Imola. “Precari e precarie: una storia dell’Italia repubblicana” è il titolo del libro presentato nella serata di martedì 3 dicembre, con la presenza della ricercatrice Eloisa Betti che ha fornito spunto per un vivace ed interessante dibattito nella sala delle Stagioni di via Emilia 25. Unitamente alla Betti hanno partecipato al dibattito Mirella Collina (segretaria generale Cgil Imola) e Virna Gioelleri (Udi).
Impossibile, forse, individuare un tema di maggior stringente attualità che coinvolge milioni di lavoratori e lavoratrici,capace non solo di sollevare la dovuta attenzione, ma anche di cercare di individuarne le cause, le ragioni di tale situazione, le ricadute sulla socialità della nostra Nazione.
La professoressa Betti ha saputo estendere una precisa, dettagliata relazione relativa all’argomento, grazie alla sua preparazione alla sua non comune capacità di sintesi: siamo così venuti a conoscenza che il precariato nel mondo del lavoro, in Italia, fa la sua apparizione all’inizio degli anni ’60 del secolo scorso, anche se il termine “precarietà” viene utilizzato quando tale forma di lavoro inizia a “colpire” gli uomini. Non si pensi ad una forma di polemica, ma alla scoperta di una realtà facilmente riscontrabile dai dati presenti negli archivi, in quanto, da tempo non facilmente identificabile, la donna era soggetta a lavori “saltuari o legati a precise scadenze”.
Per comprendere la vastità del problema, da un punto di vista temporale ma anche della sua applicazione, si pensi che negli anni ’60 negli ospedali solo i primari erano lavoratori a tempo indeterminato, mentre tutti gli altri medici erano precari e che solo agli inizi degli anni ’90 il lavoro precario ha assunto la forma di processo risolutivo di ogni situazione aziendale, sia dal punto di vista di risoluzione di una situazione organizzativa, sia in presenza di problematiche di natura produttiva o di flessione di redditività aziendale. Al riguardo, nel dibattito che è seguito, non sono mancati gli interventi che hanno evidenziato il proliferare di tale fenomeno: la gestione organizzativa aziendale è sempre stata attenta all’ottenere la massima redditività anche a discapito del sacrificio dei lavoratori impegnati nella produzione. Ovviamente, ha puntualizzato la Betti, occorre differenziare l’insorgere di tale fenomeno, a seconda delle dimensioni aziendali, dell’età dei lavoratori/lavoratrici coinvolte e della dislocazione degli impianti industriali.
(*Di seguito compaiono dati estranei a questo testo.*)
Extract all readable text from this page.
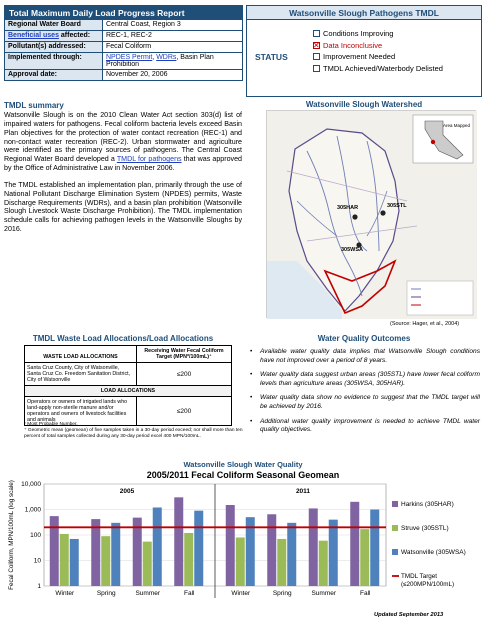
Total Maximum Daily Load Progress Report
Regional Water Board	Central Coast, Region 3
Beneficial uses affected:	REC-1, REC-2
Pollutant(s) addressed:	Fecal Coliform
Implemented through:	NPDES Permit, WDRs, Basin Plan Prohibition
Approval date:	November 20, 2006
Watsonville Slough Pathogens TMDL
STATUS
Conditions Improving
✕
Data Inconclusive
Improvement Needed
TMDL Achieved/Waterbody Delisted
TMDL summary

Watsonville Slough is on the 2010 Clean Water Act section 303(d) list of impaired waters for pathogens. Fecal coliform bacteria levels exceed Basin Plan objectives for the protection of water contact recreation (REC-1) and non-contact water recreation (REC-2). Urban stormwater and agriculture were identified as the primary sources of pathogens. The Central Coast Regional Water Board developed a TMDL for pathogens that was approved by the Office of Administrative Law in November 2006.

The TMDL established an implementation plan, primarily through the use of National Pollutant Discharge Elimination System (NPDES) permits, Waste Discharge Requirements (WDRs), and a basin plan prohibition (Watsonville Slough Livestock Waste Discharge Prohibition). The TMDL implementation schedule calls for achieving pathogen levels in the Watsonville Sloughs by 2016.

Watsonville Slough Watershed
Area Mapped
305HAR	305STL
305WSA
(Source: Hager, et al., 2004)
TMDL Waste Load Allocations/Load Allocations
WASTE LOAD ALLOCATIONS
Receiving Water Fecal Coliform Target (MPN*/100mL)⁺
Santa Cruz County, City of Watsonville, Santa Cruz Co. Freedom Sanitation District, City of Watsonville
≤200
LOAD ALLOCATIONS
Operators or owners of irrigated lands who land-apply non-sterile manure and/or operators and owners of livestock facilities and animals
≤200
* Most Probable Number.
⁺ Geometric mean (geomean) of five samples taken in a 30-day period exceed; nor shall more than ten percent of total samples collected during any 30-day period excel 400 MPN/100mL.
Water Quality Outcomes
•	Available water quality data implies that Watsonville Slough conditions have not improved over a period of 8 years.
•	Water quality data suggest urban areas (305STL) have lower fecal coliform levels than agriculture areas (305WSA, 305HAR).
•	Water quality data show no evidence to suggest that the TMDL target will be achieved by 2016.
•	Additional water quality improvement is needed to achieve TMDL water quality objectives.
Watsonville Slough Water Quality
2005/2011 Fecal Coliform Seasonal Geomean
1
10
100
1,000
10,000
Winter	Spring	Summer	Fall	Winter	Spring	Summer	Fall
2005	2011
Fecal Coliform, MPN/100mL (log scale)	Harkins (305HAR)
Struve (305STL)
Watsonville (305WSA)
TMDL Target
(≤200MPN/100mL)
Updated September 2013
Un altro punto che ha sollevato segni di approvazione ma anche ulteriori momenti di dibattito è stato l’aspetto, prettamente politico, di adottare lo strumento della flessibilità o precarietà del lavoro nella pratica governativa: in pratica, quando ci si veniva (e si viene) a trovare difronte a problematiche aziendali di crisi produttiva, di restrizione del mercato o di flessione della disponibilità finanziaria, il ricorso alla flessibilità del lavoro è sistematica. Tradotto, si viene ad attuare la logica del “lavorare meno ma lavorare tutti”. A seguire, inevitabilmente, la problematica che vede la finanza pubblica in qualità di “supplente” della difficoltà gestionale dell’azienda, con vistoso aggravio dei conti dello Stato.
Per finire, altro dato riportato nella relazione della Betti, viene puntualizzato che a partire dagli anni ’80, la precarietà viene normata dai contratti nazionali di lavoro, mentre, per quanto riguarda il dibattito, molti dei presenti hanno evidenziato che, nella sala, la presenza dei giovani fosse assolutamente marginale, mentre la problematica vede proprio loro attori interessati al fenomeno di tale politica del lavoro .
Una serata decisamente interessante per l’importanza del problema, presentato e spiegato con precisione e profonda conoscenza dalla professoressa Betti: ci si augura di poterla ascoltare ancora per approfondire altri temi del lavoro e della socialità, temi che la Betti ha presentato e dibattuto in altre pubblicazioni e in molte importanti sedi Europee.